© AP/Hasan Sarbakhshian, Ajatollah Ali Chamenei

Iran: Revolutionsgarden warnen Blogger

NETZ
17.06.2009

Die iranische Elite-Militärorganisation Revolutionsgarden (Pasdaran), die unmittelbar Staatsoberhaupt Ajatollah Ali Chamenei untersteht, hat iranische Online-Medien und Blogger davor gewarnt, Material ins Netz zu stellen, das "Spannungen erzeugen" könne. Der Microblogging-Dienst Twitter, über den viele Iraner kommunizieren, wies einen Bericht über Einflussnahme des US-Außenministeriums zurück.

Die Pasdaran haben laut der US-Nachrichtenagentur AP am Mittwoch über die Regierungsmedien ein hartes Vorgehen gegen Blogger und Online-Medien angekündigt. Bezeichnenderweise ist das die erste offizielle Äußerung der Organisation seit Beginn der Auseinandersetzungen über das Wahlergebnis. Die Revolutionsgarden unterstehen unmittelbar Chamenei.

In der Mitteilung der Revolutionsgarden heißt es, dass iranische Websites und Blogs sofort jedwedes Medienmaterial aus ihren Angeboten entfernen müssten, das "Spannung erzeugen" könne. Andernfalls müssten sie mit rechtlichen Konsequenzen rechnen.

Twitter und das US-Außenministerium

Der US-amerikanische Microblogging-Dienst Twitter, über den viele Iraner die schweren Konflikte nach der Präsidentschaftswahl debattieren, pocht unterdessen auf seine Unabhängigkeit: Die Verschiebung von Wartungsarbeiten inmitten der dramatischen Ereignisse im Iran sei nicht auf Bitten der US-Regierung erfolgt, teilte Twitter-Mitbegründer Biz Stone am Dienstag mit.

Das US-Außenministerium hatte zuvor mitgeteilt, Twitter um die Verschiebung gebeten zu haben, damit iranische Regierungsgegner weiter über die Plattform kommunizieren können. Twitter sei einer der wenigen Kommunikationskanäle, über die Iraner Neuigkeiten austauschen könnten. Deswegen habe das Ministerium eingegriffen, als Twitter für Montagabend eine einstündige Abschaltung für Wartungsangaben angekündigt hatte.

Wartungsarbeiten beendet

Laut Stone habe der Dienst zusammen mit seinem Provider selbst entschieden, dass wegen der derzeitigen Bedeutung von Twitter im Iran eine Unterbrechung zunächst schlecht gewesen wäre. Es sei sinnvoll für Twitter gewesen, die Dienste während dieser von aller Welt verfolgten Demonstrationen aufrechtzuerhalten, sagte Stone weiter.
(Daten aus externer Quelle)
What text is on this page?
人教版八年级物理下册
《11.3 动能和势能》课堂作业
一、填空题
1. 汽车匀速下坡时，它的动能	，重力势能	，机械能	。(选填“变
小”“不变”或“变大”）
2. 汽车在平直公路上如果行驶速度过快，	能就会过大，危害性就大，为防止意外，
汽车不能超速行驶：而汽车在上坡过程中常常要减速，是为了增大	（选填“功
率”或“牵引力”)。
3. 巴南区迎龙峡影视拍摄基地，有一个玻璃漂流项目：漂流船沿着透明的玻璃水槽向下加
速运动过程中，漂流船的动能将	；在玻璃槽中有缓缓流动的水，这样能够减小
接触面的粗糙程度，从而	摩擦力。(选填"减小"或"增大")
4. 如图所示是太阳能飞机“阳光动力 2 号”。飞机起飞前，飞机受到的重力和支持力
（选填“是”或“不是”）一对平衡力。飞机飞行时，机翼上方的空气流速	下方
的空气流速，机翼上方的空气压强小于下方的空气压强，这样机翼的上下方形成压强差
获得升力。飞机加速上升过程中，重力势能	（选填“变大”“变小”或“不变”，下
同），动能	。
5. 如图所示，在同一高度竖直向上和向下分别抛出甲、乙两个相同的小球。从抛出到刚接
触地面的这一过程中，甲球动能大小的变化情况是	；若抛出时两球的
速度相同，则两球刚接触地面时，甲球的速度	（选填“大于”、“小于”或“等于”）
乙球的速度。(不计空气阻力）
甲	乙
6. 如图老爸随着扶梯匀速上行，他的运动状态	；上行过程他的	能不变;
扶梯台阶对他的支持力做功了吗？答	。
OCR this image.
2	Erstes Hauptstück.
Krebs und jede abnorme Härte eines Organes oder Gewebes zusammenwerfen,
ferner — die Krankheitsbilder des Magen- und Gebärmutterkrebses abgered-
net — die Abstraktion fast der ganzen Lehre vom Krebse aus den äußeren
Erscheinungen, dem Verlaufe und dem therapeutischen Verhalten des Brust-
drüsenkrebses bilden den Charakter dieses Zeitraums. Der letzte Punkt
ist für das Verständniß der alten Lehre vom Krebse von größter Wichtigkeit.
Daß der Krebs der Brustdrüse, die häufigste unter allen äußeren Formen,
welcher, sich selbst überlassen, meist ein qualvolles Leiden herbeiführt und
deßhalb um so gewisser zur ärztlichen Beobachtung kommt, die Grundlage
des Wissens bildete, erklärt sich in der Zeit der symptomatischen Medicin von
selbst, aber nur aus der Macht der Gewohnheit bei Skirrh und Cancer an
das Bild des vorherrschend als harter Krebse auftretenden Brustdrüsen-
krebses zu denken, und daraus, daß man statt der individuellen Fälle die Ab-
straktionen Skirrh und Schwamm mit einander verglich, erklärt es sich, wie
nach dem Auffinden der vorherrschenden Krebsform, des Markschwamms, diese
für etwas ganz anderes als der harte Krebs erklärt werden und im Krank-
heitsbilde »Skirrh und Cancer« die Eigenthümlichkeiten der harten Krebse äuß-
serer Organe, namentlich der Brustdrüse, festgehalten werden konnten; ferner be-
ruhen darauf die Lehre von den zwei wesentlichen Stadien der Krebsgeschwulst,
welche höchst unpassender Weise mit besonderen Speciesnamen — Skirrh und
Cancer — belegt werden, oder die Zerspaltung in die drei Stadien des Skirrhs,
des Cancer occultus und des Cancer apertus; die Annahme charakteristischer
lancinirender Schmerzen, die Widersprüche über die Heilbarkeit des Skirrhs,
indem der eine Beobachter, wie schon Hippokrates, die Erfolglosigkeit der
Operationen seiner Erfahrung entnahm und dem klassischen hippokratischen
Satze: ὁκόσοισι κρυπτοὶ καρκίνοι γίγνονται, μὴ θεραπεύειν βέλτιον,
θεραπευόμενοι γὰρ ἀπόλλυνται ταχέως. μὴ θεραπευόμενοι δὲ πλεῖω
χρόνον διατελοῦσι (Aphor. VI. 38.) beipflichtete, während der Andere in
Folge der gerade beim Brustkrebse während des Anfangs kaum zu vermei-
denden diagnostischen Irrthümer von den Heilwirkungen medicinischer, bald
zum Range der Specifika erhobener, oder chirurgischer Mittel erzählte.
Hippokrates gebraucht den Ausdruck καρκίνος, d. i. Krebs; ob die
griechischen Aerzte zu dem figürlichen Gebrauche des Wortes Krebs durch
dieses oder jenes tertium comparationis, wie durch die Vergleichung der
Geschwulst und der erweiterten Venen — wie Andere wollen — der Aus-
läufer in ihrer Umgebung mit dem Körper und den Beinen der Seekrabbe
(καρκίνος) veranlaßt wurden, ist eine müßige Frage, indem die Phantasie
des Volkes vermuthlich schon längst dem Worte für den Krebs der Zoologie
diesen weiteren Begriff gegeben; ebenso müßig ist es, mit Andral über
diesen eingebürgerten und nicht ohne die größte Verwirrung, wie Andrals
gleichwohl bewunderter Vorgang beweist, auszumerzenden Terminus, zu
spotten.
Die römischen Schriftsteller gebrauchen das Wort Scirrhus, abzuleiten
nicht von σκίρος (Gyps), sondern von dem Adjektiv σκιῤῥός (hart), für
Er fügte hinzu, es sei sehr schmeichelhaft zu glauben, dass der gerade zwei Jahre alte Dienst von Twitter auch in den Augen der US-Regierung eine solche Bedeutung habe. "Dennoch ist es wichtig festzustellen, dass das US-Außenministerium keinen Einfluss auf unsere Entscheidungen hat", so Stone weiter. Die Wartungsarbeiten wurden inzwischen durchgeführt, der Dienst wurde dafür am späten Dienstagabend (MESZ) für eine Stunde heruntergefahren.

Iraner gegen Netzzensur

Wie der öffentlich-rechtliche britische Sender BBC berichtet, hat die iranische Regierung den Zugriff auf den Videodienst YouTube und das Soziale Netzwerk Facebook gesperrt. Laut YouTube ist der Datenverkehr aus dem Iran auf das Portal seither auf lediglich ein Zehntel des üblichen Volumens zusammengeschmolzen. Viele Iraner würden allerdings die Sperren durch Nutzung ausländischer Proxy-Server umgehen.

Auch das Mobilfunknetz wurde von der Regierung am Dienstagabend gestört vermutlich um die Kommunikation zwischen den regierungskritischen Demonstranten zu unterbinden. Außerdem verfügen Microblogging-Dienste wie Twitter über Schnittstellen, durch die sich auch bei Netzsperren Kurznachrichten im Web publizieren lassen.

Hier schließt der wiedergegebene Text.